When the Lehman Brothers bank collapsed in September 2008, the world’s financial system almost crashed with it. Eight years on, the effects of the financial crisis are still being felt. Lessons learned from the economic downturn include the importance of effective banking supervision and ensuring that banking supervisors and external auditors collaborate more closely in order to improve the oversight of banks’ activities.
Banking supervisors and external auditors make a significant contribution to market discipline. Auditors ensure that financial information is transparent and reliable while supervisors provide confidence in financial systems. Supervisors and auditors allow market players to make informed decisions and contribute to financial stability.
According to Michael Hysek, Head of Department, Banking Supervision, Austrian Financial Market Authority: “Bank auditors provide considerable additional value for banking supervision. Auditors are an important source of supervisory information: they ensure ongoing information exchange with the competent authorities, provide an opportunity to gain detailed insights into credit institutions and allow ongoing assessments of the Internal Control Mechanism.”
Encouraging dialogue between supervisors and auditors
Financial experts at the World Bank’s Centre for Financial Reporting Reform (CFRR) engage in regular policy discussions with banking supervisors, including senior staff at the European Central Bank, the European Banking Authority, the Financial Stability Board, the sub-committee of the Basel Committee on Banking Supervision, as well as national banking and insurance supervisors across Europe.
Over the last two years, the CFRR has also organized a number of capacity building activities with senior staff from regulatory agencies responsible for supervising banks and insurance undertakings. These activities are designed to enhance collaboration between key players in the banking sector from countries across Europe. In addition, participants are being equipped with the accounting knowledge — a better understanding of International Financial Reporting Standards — and the skills necessary to review financial statements and improve supervision. This is essential since supervisors are expected to assess and challenge the figures reported in financial institutions’ statements.

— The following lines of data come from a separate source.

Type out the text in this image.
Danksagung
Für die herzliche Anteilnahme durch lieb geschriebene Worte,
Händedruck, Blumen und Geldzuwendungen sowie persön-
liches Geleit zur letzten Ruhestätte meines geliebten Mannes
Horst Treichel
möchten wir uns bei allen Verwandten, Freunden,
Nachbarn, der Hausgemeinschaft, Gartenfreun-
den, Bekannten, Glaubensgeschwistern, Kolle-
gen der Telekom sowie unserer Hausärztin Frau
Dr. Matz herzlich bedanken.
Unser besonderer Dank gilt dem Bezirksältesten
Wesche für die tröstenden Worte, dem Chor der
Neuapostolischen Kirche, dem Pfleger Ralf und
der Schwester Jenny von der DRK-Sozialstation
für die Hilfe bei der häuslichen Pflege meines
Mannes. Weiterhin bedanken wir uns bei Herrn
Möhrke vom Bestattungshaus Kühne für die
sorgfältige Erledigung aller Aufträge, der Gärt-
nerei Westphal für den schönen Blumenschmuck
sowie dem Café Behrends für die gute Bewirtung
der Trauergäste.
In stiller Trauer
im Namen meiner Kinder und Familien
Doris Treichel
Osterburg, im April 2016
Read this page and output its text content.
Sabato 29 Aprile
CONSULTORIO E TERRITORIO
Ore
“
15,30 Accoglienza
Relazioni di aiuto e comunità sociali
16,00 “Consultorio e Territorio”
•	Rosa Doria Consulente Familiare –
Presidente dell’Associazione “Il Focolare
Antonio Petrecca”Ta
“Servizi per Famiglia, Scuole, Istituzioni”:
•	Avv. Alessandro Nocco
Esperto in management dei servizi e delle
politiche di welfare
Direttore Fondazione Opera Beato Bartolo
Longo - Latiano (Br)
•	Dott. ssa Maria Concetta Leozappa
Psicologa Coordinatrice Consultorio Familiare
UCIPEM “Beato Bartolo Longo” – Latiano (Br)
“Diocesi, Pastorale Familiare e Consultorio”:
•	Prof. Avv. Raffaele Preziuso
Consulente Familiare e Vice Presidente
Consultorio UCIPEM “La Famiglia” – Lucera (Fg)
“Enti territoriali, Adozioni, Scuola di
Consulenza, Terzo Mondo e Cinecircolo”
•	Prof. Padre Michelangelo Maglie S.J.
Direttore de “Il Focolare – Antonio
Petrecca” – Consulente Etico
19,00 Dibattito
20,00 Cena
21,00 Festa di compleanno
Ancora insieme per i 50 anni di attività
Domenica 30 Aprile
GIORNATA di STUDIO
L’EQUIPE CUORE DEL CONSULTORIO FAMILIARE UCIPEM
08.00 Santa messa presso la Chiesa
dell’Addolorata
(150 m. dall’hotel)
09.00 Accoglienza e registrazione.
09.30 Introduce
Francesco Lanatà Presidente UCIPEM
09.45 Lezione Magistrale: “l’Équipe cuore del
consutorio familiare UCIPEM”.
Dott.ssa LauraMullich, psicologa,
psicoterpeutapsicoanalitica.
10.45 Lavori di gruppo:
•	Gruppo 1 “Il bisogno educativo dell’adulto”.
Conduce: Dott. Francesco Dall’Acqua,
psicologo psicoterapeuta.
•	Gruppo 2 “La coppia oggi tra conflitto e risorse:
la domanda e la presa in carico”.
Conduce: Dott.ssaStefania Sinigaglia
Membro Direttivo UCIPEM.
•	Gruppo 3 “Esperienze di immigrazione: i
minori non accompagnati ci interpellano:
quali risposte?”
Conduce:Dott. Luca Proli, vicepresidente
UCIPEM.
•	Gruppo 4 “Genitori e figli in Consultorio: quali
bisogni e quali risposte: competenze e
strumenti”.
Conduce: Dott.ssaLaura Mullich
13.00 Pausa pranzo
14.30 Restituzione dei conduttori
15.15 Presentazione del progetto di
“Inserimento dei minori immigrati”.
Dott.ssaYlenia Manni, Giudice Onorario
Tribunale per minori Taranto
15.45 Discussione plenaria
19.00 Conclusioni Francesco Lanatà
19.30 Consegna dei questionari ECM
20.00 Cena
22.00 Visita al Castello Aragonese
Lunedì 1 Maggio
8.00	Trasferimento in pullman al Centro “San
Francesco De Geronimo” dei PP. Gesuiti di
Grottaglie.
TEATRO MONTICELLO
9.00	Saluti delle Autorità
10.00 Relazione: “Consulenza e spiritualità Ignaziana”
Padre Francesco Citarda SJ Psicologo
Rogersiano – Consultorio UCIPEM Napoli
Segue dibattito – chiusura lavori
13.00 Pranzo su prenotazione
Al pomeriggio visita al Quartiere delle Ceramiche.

This year, supervisors and regulators responsible for supervising banks and insurance undertakings from 13 countries across Europe attended the 2016 Supervisors’ Exchange Forum in Vienna, Austria. The forum was hosted by the CFRR and the Austrian Ministry of Finance from September 7 to 9.
Welcoming participants, Ellen Goldstein, the World Bank’s Regional Director for the Western Balkans, highlighted some of the specific issues facing the financial sector in the Europe and Central Asia (ECA) region. These include non-performing loans and underdeveloped capital markets, resulting in limited access to finance for many small and medium-size enterprises in the region.